Physician assistants seeking the Emergency Medicine CAQ must have gained at least 3,000 hours of experience (the equivalent of 18 months of full-time practice) working as a PA in emergency medicine within six years of the date they attest to NCCPA that the experience requirement has been satisfied. If selected for an audit, documentation substantiating that work experience will be required.

Candidates for the CAQ must be able to apply the appropriate knowledge and skills needed for practice in the specialty, as described below. In support of this requirement, each candidate must provide attestation from a supervising physician who works in the specialty and is familiar with the PA’s practice and experience.

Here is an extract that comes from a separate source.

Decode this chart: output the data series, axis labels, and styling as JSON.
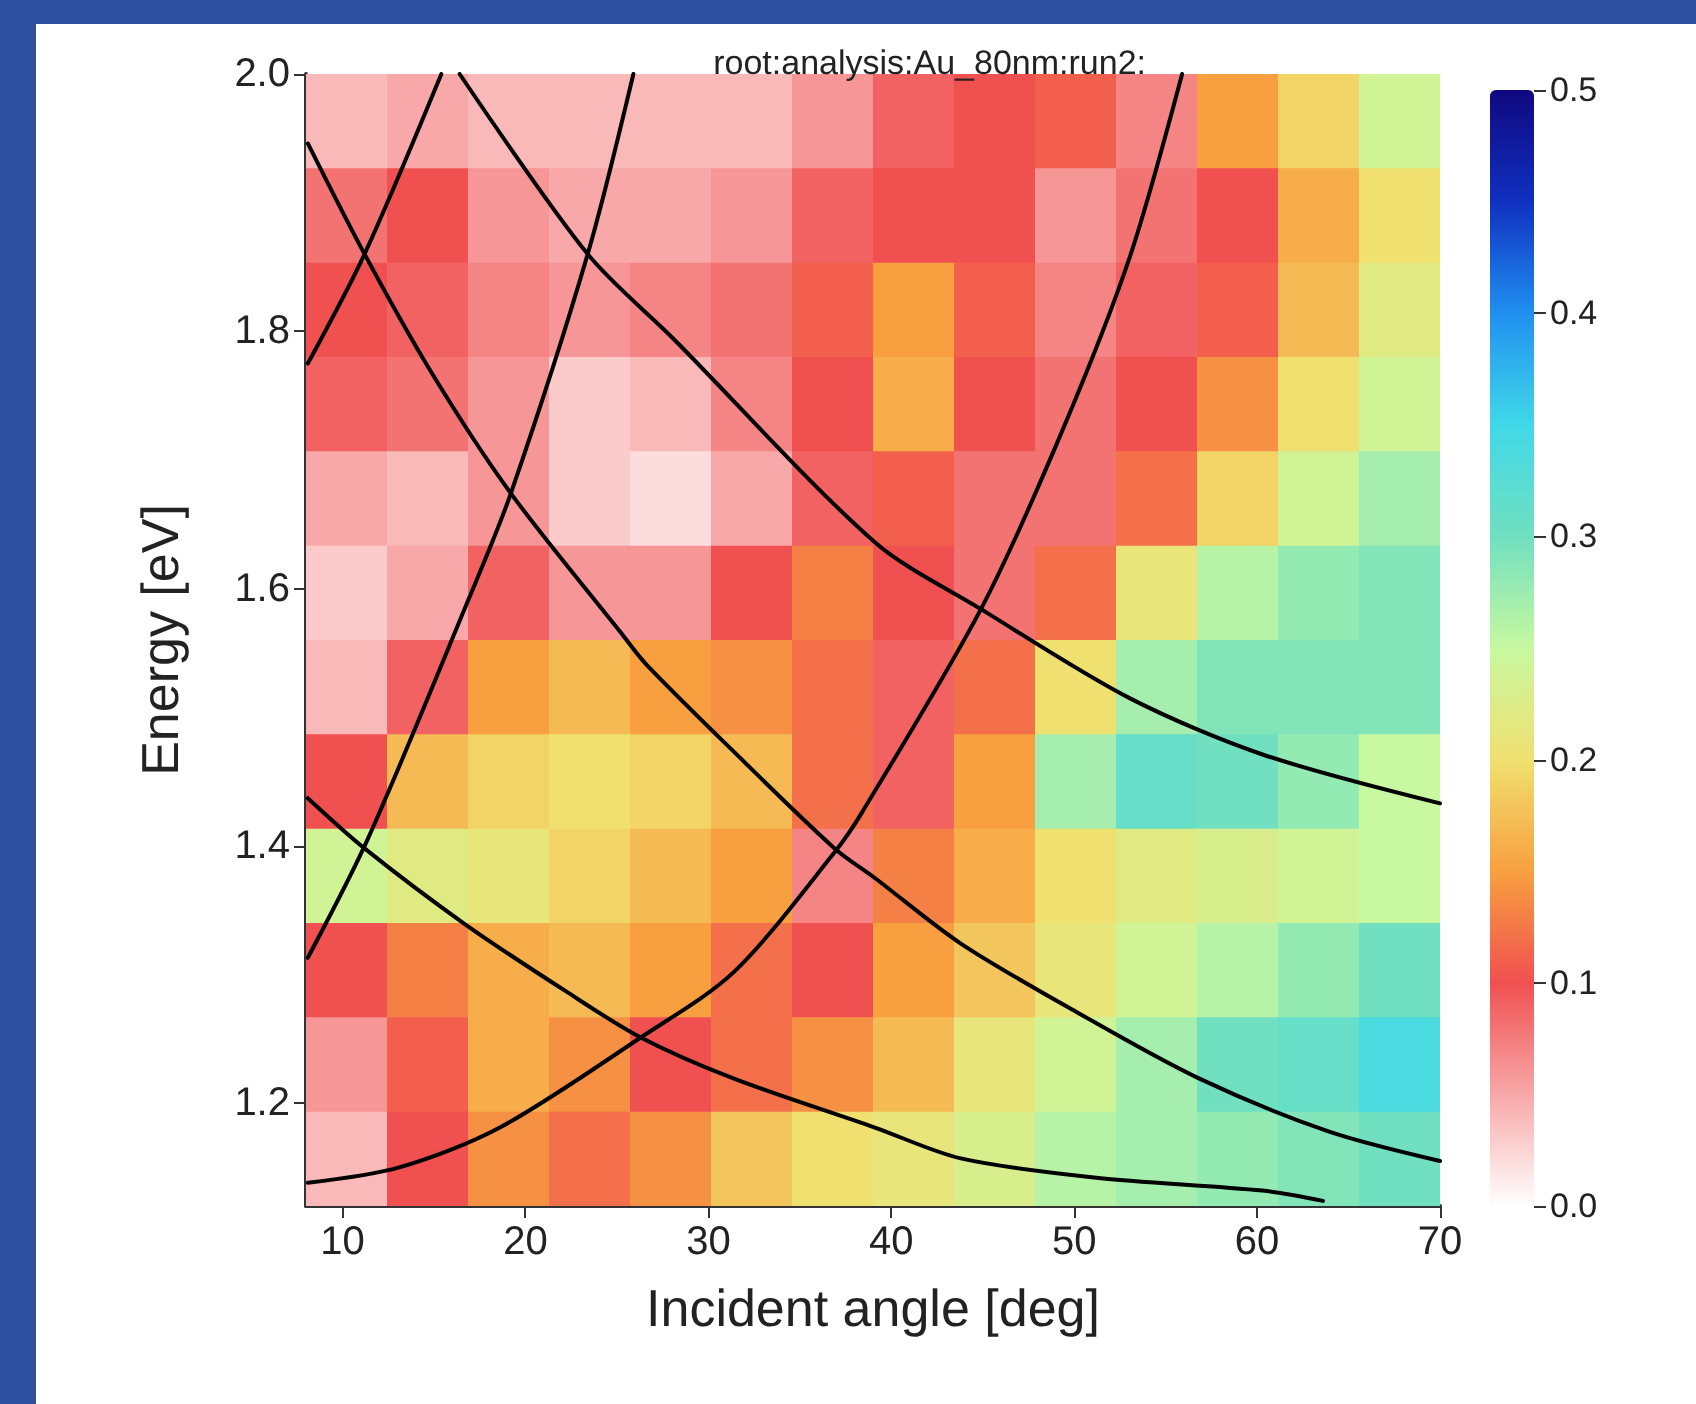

The physician attestation must indicate that the PA has performed the procedures and patient management relevant to the practice setting and/or understands how and when the procedures should be performed.

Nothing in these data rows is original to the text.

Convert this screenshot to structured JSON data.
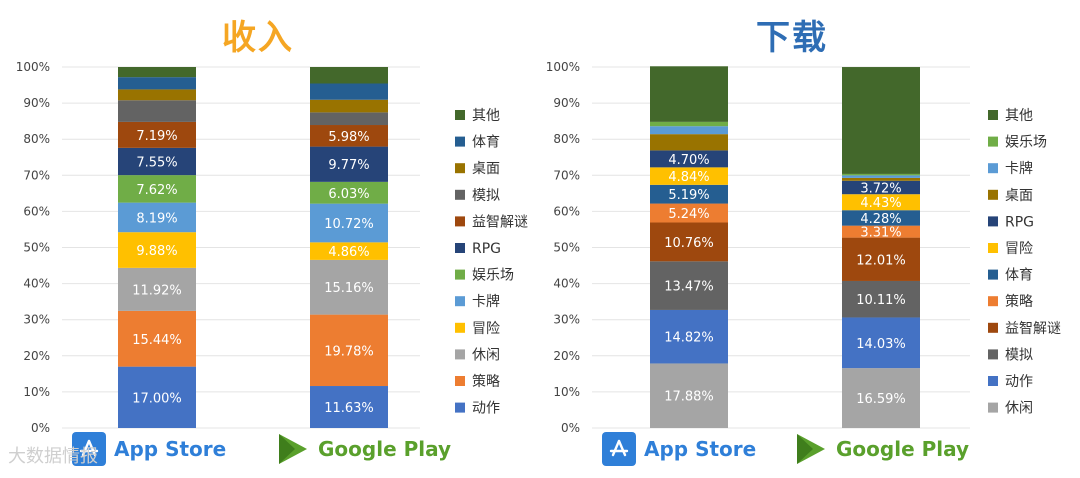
{
  "colors": {
    "动作": "#4472C4",
    "策略": "#ED7D31",
    "休闲": "#A5A5A5",
    "冒险": "#FFC000",
    "卡牌": "#5B9BD5",
    "娱乐场": "#70AD47",
    "RPG": "#264478",
    "益智解谜": "#9E480E",
    "模拟": "#636363",
    "桌面": "#997300",
    "体育": "#255E91",
    "其他": "#43682B"
  },
  "stores": {
    "appstore": {
      "label": "App Store",
      "color": "#2F7FD8"
    },
    "googleplay": {
      "label": "Google Play",
      "color": "#5AA02C"
    }
  },
  "watermark": "大数据情报",
  "chart_data": [
    {
      "type": "bar",
      "stacked": true,
      "title": "收入",
      "title_color": "#F5A623",
      "categories": [
        "App Store",
        "Google Play"
      ],
      "ylim": [
        0,
        100
      ],
      "yticks": [
        "0%",
        "10%",
        "20%",
        "30%",
        "40%",
        "50%",
        "60%",
        "70%",
        "80%",
        "90%",
        "100%"
      ],
      "legend_position": "right",
      "legend_order": [
        "其他",
        "体育",
        "桌面",
        "模拟",
        "益智解谜",
        "RPG",
        "娱乐场",
        "卡牌",
        "冒险",
        "休闲",
        "策略",
        "动作"
      ],
      "series": [
        {
          "name": "动作",
          "values": [
            17.0,
            11.63
          ],
          "labels": [
            "17.00%",
            "11.63%"
          ]
        },
        {
          "name": "策略",
          "values": [
            15.44,
            19.78
          ],
          "labels": [
            "15.44%",
            "19.78%"
          ]
        },
        {
          "name": "休闲",
          "values": [
            11.92,
            15.16
          ],
          "labels": [
            "11.92%",
            "15.16%"
          ]
        },
        {
          "name": "冒险",
          "values": [
            9.88,
            4.86
          ],
          "labels": [
            "9.88%",
            "4.86%"
          ]
        },
        {
          "name": "卡牌",
          "values": [
            8.19,
            10.72
          ],
          "labels": [
            "8.19%",
            "10.72%"
          ]
        },
        {
          "name": "娱乐场",
          "values": [
            7.62,
            6.03
          ],
          "labels": [
            "7.62%",
            "6.03%"
          ]
        },
        {
          "name": "RPG",
          "values": [
            7.55,
            9.77
          ],
          "labels": [
            "7.55%",
            "9.77%"
          ]
        },
        {
          "name": "益智解谜",
          "values": [
            7.19,
            5.98
          ],
          "labels": [
            "7.19%",
            "5.98%"
          ]
        },
        {
          "name": "模拟",
          "values": [
            6.0,
            3.5
          ],
          "labels": [
            "",
            ""
          ]
        },
        {
          "name": "桌面",
          "values": [
            3.0,
            3.5
          ],
          "labels": [
            "",
            ""
          ]
        },
        {
          "name": "体育",
          "values": [
            3.4,
            4.5
          ],
          "labels": [
            "",
            ""
          ]
        },
        {
          "name": "其他",
          "values": [
            2.81,
            4.57
          ],
          "labels": [
            "",
            ""
          ]
        }
      ]
    },
    {
      "type": "bar",
      "stacked": true,
      "title": "下载",
      "title_color": "#2E6DB4",
      "categories": [
        "App Store",
        "Google Play"
      ],
      "ylim": [
        0,
        100
      ],
      "yticks": [
        "0%",
        "10%",
        "20%",
        "30%",
        "40%",
        "50%",
        "60%",
        "70%",
        "80%",
        "90%",
        "100%"
      ],
      "legend_position": "right",
      "legend_order": [
        "其他",
        "娱乐场",
        "卡牌",
        "桌面",
        "RPG",
        "冒险",
        "体育",
        "策略",
        "益智解谜",
        "模拟",
        "动作",
        "休闲"
      ],
      "series": [
        {
          "name": "休闲",
          "values": [
            17.88,
            16.59
          ],
          "labels": [
            "17.88%",
            "16.59%"
          ]
        },
        {
          "name": "动作",
          "values": [
            14.82,
            14.03
          ],
          "labels": [
            "14.82%",
            "14.03%"
          ]
        },
        {
          "name": "模拟",
          "values": [
            13.47,
            10.11
          ],
          "labels": [
            "13.47%",
            "10.11%"
          ]
        },
        {
          "name": "益智解谜",
          "values": [
            10.76,
            12.01
          ],
          "labels": [
            "10.76%",
            "12.01%"
          ]
        },
        {
          "name": "策略",
          "values": [
            5.24,
            3.31
          ],
          "labels": [
            "5.24%",
            "3.31%"
          ]
        },
        {
          "name": "体育",
          "values": [
            5.19,
            4.28
          ],
          "labels": [
            "5.19%",
            "4.28%"
          ]
        },
        {
          "name": "冒险",
          "values": [
            4.84,
            4.43
          ],
          "labels": [
            "4.84%",
            "4.43%"
          ]
        },
        {
          "name": "RPG",
          "values": [
            4.7,
            3.72
          ],
          "labels": [
            "4.70%",
            "3.72%"
          ]
        },
        {
          "name": "桌面",
          "values": [
            4.5,
            0.8
          ],
          "labels": [
            "",
            ""
          ]
        },
        {
          "name": "卡牌",
          "values": [
            2.2,
            0.7
          ],
          "labels": [
            "",
            ""
          ]
        },
        {
          "name": "娱乐场",
          "values": [
            1.2,
            0.4
          ],
          "labels": [
            "",
            ""
          ]
        },
        {
          "name": "其他",
          "values": [
            15.4,
            29.61
          ],
          "labels": [
            "",
            ""
          ]
        }
      ]
    }
  ]
}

Again, the PA may not have experience with each procedure, but he or she must be knowledgeable of the basics of the procedures, in what situation the procedures should be done, and the associated management of patients.

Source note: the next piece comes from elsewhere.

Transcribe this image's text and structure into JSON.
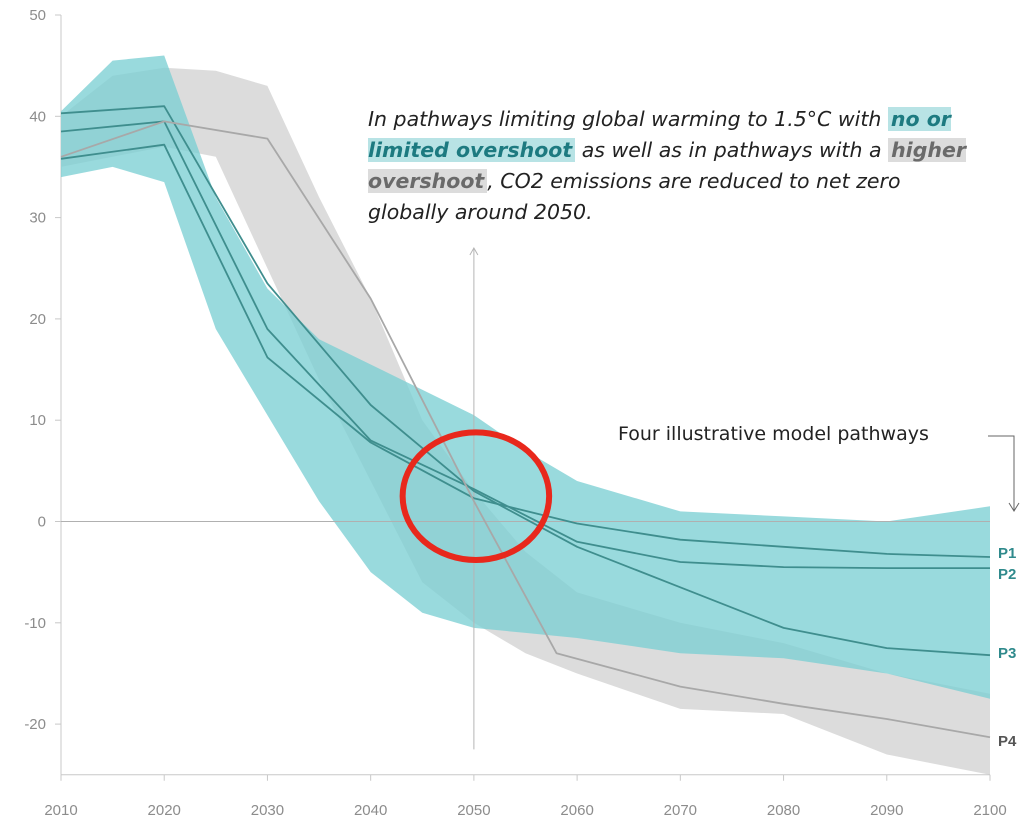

In determining whether a PA can satisfy the Specialty Procedures and Patient Case Requirement, consideration should be given to the following areas:

Airway Adjuncts: Invasive Airway Management

  • Intubation
  • Mechanical ventilation
  • Capnometry
  • Non-invasive ventilatory management


  • Local, digital
  • Procedural anesthesia, conscious sedation

Advanced Wound Management

  • Incision & drainage, wound debridement
  • Superficial/deep wound closure

Diagnostic/Therapeutic Procedures

  • Soft tissue and joint aspiration
  • Lumbar puncture
  • Slit lamp examination
  • Thoracentesis, thoracostomy
  • Tonometry
  • Control of epistaxis
  • Electrocardiographic interpretation
  • Cardiac pacing
  • Defibrillation/cardioversion
  • Clearing a cervical spine
  • Fracture/dislocation management

Hemodynamic Techniques

  • Peripheral venous access
  • Arterial access for diagnostics and placement of arterial lines
  • Central venous access
  • Intraosseous infusion

Radiographic Interpretation

  • Chest x-ray
  • Plain films (bone, soft tissues, abdominal series, etc.)
  • CT scans, MRIs


  • Cardiopulmonary
  • Fluid

Physician assistants who have satisfied all other requirements for the Emergency Medicine CAQ will be eligible to register for the Emergency Medicine Specialty Exam. The examination consists of 120 multiple-choice questions related to emergency medicine and targeted for PAs who have experience in the practice of that specialty. It will be based on the Content Blueprint, developed using data gathered during the 2009-2010 PA Practice Analysis conducted by NCCPA.

The exam will be administered once a year at PearsonVUE testing centers. Exams are conducted in September of year (check with NCCPA for exact times) and, typically, in conjunction with SEMPA's annual conference in the spring.

The Emergency Medicine CAQ awarded to successful candidates will be valid for six years. To maintain the CAQ beyond that timeframe, PAs must continue to meet the same PA-C and licensure requirements required of those seeking the CAQ for the first time, pass the Emergency Medicine Specialty Examination before the expiration of the current CAQ, and -- during the 10-year CAQ cycle -- earn and log at least 75 hours of Category I CME focused on the specialty. Those CME hours may also be used to satisfy the CME requirement for maintenance of the PA-C credential.